In any case, it’s really the forensic science side of climatology!
Thank you very much, Valentin Albillo and Don Shepherd, for all these founding and very formative articles. This HP12C is truly a fantastic calculator, so full of resources! But I only discovered it recently ...
Which didn't stop me from having had a lot of favorites before !!
(For example, how long did I dream of the HP15C before my father brought me one from Paris - in 1983, back from a providential business trip to Paris because it was cheaper in the major specialist stores - the one that accompanied me during all my high school studies?)
Hi Geoff,

that is sounding very interesting, the topic of your PhD thesis as well as your vita!

(04-19-2020 07:06 PM)Geoff Quickfall Wrote: [ -> ]For an informal taste and some of the HP 41C/CX involvement in the MSc check out my HHC2016 presentation on YouTube.

I'm almost sure I did back then, but I cannot remember.

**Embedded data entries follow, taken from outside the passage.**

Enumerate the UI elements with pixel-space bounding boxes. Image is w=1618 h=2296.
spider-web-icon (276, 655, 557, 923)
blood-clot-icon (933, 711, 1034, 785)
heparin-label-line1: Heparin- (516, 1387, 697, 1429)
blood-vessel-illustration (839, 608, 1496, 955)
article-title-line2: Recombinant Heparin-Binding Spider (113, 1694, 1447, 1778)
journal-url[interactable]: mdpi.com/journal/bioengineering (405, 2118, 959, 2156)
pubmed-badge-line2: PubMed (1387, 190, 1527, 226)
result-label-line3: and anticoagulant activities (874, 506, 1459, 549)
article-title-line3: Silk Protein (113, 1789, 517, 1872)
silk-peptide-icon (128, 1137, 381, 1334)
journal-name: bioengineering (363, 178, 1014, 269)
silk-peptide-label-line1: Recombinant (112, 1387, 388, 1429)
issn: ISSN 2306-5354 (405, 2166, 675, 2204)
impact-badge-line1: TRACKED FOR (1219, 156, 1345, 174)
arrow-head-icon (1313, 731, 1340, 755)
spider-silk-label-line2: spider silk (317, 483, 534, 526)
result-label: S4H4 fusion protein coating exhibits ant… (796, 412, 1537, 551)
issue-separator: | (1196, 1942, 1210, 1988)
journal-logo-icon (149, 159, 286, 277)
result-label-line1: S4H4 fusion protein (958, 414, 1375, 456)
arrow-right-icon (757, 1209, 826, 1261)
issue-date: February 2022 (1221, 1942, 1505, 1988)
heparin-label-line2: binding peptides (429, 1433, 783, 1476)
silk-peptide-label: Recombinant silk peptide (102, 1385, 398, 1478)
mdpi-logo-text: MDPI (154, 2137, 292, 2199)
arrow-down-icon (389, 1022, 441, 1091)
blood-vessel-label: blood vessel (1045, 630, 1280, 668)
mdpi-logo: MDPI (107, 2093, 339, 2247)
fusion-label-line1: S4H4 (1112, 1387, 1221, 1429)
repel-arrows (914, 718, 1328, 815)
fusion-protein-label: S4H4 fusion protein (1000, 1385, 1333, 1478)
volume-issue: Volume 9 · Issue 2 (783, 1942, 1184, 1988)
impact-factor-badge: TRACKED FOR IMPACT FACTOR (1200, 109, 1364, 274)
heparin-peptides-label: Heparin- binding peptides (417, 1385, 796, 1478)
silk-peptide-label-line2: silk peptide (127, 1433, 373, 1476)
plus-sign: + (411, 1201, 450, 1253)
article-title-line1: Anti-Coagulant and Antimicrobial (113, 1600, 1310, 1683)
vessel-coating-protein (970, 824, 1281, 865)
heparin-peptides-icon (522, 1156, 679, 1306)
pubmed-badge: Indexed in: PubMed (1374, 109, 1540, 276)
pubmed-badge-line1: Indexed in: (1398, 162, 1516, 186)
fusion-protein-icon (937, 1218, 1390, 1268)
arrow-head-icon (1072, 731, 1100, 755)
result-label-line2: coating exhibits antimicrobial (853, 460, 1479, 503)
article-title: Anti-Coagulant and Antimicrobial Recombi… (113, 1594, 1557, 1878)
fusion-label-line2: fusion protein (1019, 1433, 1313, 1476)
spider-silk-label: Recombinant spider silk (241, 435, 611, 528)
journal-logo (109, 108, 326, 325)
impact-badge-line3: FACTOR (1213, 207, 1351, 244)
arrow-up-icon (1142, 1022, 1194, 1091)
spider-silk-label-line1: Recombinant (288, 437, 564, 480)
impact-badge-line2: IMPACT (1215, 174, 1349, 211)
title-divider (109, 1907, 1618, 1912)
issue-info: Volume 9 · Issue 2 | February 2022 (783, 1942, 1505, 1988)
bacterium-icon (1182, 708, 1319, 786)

I will check it out again! Thanks for the hint!
My most treasured HP handheld would have to be the HP48GX I purchased in 1995 Smile A little while after I purchased it I bought a 128KiB Cynox memory card for port 1 and a 2MiB Cynox memory card for port 2 . With a merged port 1 I have 256KiB of RAM available Smile

I've taken this particular HP48GX ( I have three in total ) all over the U.S. ( and around the world ) and it's been with me throughout highschool and my university years and through my professional life as well Smile It still works fine, even though it's been dropped dozens of times and almost fried in Indio California Smile It's full of memories and I'll continue to use it until it finally bites the dust, although, I don't think that will be soon Smile


(04-15-2020 05:33 PM)Dave Frederickson Wrote: [ -> ]What is the most treasured HP in your collection?
In this poll "treasured" can mean whatever you like, value, rarity, or favorite.

This is my HP-15C I bought in a computer market near the Technical University of Budapest, where I studied mechanical engineering and I wrote my first RPN program on it: my statics homework solver which solved lots of students' homework just before the deadline.

Why is it very special?

Because this is manufactured badly: the LCD and keyboard on the back, as you can see in the picture and I must to learn how can I use it in the mirror.

(O.o) ...uhh... (>.<)" ...omg... (o.O)


Let's see, the top of my list would be the HP 65 I got from Don Shepherd. I'm a sucker for handheld computers/programmable computers, and having what is essentially the first one ever in fully working condition, along with lots of software and manuals is just exquisite.

Some of my other favorites:

HP 48GX - My first HP, purchased in high school.
HP 42S - Purchased last fall, then upgraded to 32 KB RAM. Goes with me everywhere (partially because I need it to track some fluid intake/output numbers throughout the day, and partially because it's so packed full of other useful programs).
HP 16C - I majored in CS, so it's a given I'd be in love with this one.
HP 41CX + printer - I keep finding all sorts of handy uses for the clock, alarm, and stopwatch functions. It sits proudly in the kitchen, reminding me when the cat needs his medicine, among other things.